Lillia Pete had been watching pipeline protests in Fort Yates, North Dakota, for months before she saw them turn violent.

It's why she and about 75 protesters – spearheaded by newly formed group ATL No DAPL – stood on CSX train tracks Friday along Decatur Street in southeast Atlanta.

A march started near Woodruff Park about 3p.m., a symbol of solidarity with the Standing Rock Sioux Tribe and other Native American reservations who’d been protesting the Dakota Access Pipeline Project since April.

They planned to remain until midnight.

“What they’re experiencing is police brutality…there’s a lot of macing and tasering going on,” said Pete, who is Navajo.

The pipeline is expected to run through the reservations connecting pipelines in North Dakota, South Dakota and Iowa with those in Illinois, a deal involving the U.S. Army Corps of Engineers reportedly without consultation of Native American tribes.

The likelihood this issue would affect Atlantans seems slim with only 0.2 percent of Native Americans living in the city, according to the U.S. Census.

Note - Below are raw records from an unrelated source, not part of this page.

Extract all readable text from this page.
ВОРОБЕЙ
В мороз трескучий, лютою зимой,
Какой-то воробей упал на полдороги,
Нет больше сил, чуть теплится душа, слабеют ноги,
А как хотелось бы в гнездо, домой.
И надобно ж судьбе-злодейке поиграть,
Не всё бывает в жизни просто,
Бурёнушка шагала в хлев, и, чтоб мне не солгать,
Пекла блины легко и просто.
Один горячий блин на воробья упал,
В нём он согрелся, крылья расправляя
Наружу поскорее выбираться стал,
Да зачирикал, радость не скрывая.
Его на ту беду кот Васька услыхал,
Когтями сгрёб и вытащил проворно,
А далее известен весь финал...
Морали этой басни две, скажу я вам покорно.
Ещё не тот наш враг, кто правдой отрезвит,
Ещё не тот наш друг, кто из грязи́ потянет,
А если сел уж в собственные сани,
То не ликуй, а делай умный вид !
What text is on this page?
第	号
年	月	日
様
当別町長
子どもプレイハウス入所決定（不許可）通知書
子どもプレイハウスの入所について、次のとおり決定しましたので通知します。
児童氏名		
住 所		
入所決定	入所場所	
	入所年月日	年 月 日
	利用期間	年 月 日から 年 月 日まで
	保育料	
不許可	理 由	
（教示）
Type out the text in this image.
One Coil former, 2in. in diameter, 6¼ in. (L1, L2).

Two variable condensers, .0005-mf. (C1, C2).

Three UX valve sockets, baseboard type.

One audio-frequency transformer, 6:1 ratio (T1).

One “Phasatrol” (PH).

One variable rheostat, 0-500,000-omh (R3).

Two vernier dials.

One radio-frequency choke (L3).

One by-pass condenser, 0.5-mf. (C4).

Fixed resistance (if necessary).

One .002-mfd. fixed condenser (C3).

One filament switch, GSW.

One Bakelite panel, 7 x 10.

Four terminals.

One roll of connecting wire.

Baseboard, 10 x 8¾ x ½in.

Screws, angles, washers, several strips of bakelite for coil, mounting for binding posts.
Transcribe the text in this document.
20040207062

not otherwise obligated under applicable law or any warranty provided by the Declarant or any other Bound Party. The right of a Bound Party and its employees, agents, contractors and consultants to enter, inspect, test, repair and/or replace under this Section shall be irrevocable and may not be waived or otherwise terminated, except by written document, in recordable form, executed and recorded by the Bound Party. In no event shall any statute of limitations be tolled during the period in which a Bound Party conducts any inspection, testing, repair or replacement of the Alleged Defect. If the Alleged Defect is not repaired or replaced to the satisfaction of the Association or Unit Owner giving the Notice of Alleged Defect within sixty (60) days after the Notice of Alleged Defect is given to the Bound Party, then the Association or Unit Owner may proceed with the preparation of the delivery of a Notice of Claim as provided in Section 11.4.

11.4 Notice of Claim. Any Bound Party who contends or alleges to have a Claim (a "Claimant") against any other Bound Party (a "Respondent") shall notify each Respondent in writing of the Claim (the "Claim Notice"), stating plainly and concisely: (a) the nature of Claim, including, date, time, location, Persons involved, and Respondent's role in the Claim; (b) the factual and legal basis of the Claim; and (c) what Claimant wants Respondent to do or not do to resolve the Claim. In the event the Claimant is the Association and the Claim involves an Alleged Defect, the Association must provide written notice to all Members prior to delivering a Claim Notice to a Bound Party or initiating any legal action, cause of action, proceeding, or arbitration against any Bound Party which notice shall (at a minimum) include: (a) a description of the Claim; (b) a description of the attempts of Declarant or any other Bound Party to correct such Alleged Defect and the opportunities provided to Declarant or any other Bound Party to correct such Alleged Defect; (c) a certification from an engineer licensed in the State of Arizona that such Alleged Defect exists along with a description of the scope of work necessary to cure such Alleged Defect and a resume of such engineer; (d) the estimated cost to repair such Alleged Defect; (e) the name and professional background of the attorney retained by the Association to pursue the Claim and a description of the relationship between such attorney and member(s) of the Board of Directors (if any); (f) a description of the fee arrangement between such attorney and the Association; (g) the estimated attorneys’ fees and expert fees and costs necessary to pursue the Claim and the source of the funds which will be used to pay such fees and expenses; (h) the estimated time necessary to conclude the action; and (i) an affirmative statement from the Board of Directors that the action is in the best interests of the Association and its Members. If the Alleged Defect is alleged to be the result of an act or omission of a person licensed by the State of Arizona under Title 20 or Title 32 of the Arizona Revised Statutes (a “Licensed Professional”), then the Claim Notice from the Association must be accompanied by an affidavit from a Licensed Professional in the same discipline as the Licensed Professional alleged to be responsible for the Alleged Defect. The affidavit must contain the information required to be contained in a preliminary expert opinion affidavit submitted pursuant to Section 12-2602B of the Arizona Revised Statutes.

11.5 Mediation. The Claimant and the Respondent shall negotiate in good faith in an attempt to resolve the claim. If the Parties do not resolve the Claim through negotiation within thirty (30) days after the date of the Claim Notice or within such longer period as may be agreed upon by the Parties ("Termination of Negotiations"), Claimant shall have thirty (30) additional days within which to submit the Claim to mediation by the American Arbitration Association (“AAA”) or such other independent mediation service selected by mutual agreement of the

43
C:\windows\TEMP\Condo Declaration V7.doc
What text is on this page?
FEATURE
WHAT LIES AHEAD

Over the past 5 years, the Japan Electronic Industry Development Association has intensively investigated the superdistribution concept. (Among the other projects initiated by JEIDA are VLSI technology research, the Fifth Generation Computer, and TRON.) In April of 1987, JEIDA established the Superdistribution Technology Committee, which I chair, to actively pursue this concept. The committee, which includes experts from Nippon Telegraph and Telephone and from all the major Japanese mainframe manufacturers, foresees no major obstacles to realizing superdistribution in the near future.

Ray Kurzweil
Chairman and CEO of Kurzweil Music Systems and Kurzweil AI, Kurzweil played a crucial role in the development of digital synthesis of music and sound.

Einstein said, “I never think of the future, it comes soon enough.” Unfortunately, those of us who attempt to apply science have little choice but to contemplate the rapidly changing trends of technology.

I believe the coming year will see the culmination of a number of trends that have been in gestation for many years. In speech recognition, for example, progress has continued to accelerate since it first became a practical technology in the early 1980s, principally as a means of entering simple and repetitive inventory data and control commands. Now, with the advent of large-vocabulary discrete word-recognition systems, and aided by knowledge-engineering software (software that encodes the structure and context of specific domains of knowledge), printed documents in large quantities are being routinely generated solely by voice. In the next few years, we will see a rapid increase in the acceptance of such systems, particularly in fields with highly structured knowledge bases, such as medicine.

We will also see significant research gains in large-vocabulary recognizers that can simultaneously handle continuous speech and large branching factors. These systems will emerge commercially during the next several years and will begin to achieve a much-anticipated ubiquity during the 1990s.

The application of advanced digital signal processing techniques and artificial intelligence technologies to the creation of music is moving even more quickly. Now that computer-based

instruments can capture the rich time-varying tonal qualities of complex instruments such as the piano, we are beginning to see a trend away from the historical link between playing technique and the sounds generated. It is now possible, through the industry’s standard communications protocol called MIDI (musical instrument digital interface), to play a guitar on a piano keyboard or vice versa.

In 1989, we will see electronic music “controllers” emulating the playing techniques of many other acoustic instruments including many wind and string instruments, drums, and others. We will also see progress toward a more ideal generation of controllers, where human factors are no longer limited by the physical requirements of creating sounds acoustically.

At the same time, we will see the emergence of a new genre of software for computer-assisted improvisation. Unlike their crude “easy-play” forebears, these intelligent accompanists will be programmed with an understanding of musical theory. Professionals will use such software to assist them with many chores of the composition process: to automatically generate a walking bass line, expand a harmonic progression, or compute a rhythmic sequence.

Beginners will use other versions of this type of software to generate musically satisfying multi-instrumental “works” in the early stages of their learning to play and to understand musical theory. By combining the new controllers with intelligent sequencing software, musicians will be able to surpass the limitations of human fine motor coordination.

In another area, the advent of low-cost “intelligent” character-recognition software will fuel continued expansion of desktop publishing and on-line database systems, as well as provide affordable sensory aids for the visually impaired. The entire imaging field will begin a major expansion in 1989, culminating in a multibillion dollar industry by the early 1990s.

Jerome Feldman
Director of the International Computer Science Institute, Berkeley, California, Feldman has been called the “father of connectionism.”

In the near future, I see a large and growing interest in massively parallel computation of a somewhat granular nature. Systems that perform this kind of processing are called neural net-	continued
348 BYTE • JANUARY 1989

But protesters referenced the recent Colonial Pipeline Company pipeline burst in Helene, Alabama, that left one person dead and five injured.

Less than two months ago and just nine miles away from the Oct. 31 burst, a pipe leak caused the Alpharetta-based company to shut down one of the largest gasoline arteries in the Southeast for 12 days, causing gas shortages in metro Atlanta.

Activists fear that building a pipeline near or on indigenous land could cause a similar chain of events, or worst, dry up the water supply.

“They’re not just doing it for themselves; they’re doing it for people who feed off of the Missouri River,” protester Courtney Prather said. “If there’s an oil spill, which is very possible, and there’s been several oil spills over the years, then that supply is gone.”

Prather had been following the protests, which she said turned violent after militarized police presence.

“This is the first (protests) have really come to a head and that’s because of military type presence,” Prather said. “They’re protecting their water, it’s their life.”

For others, such as protester Dianne Mathiowetz, the pipeline poses a deeper threat to community: abuse of sacred lands.

“Many times these companies would rather pay a fine than fix (the problems) and build pipelines in very precarious places.”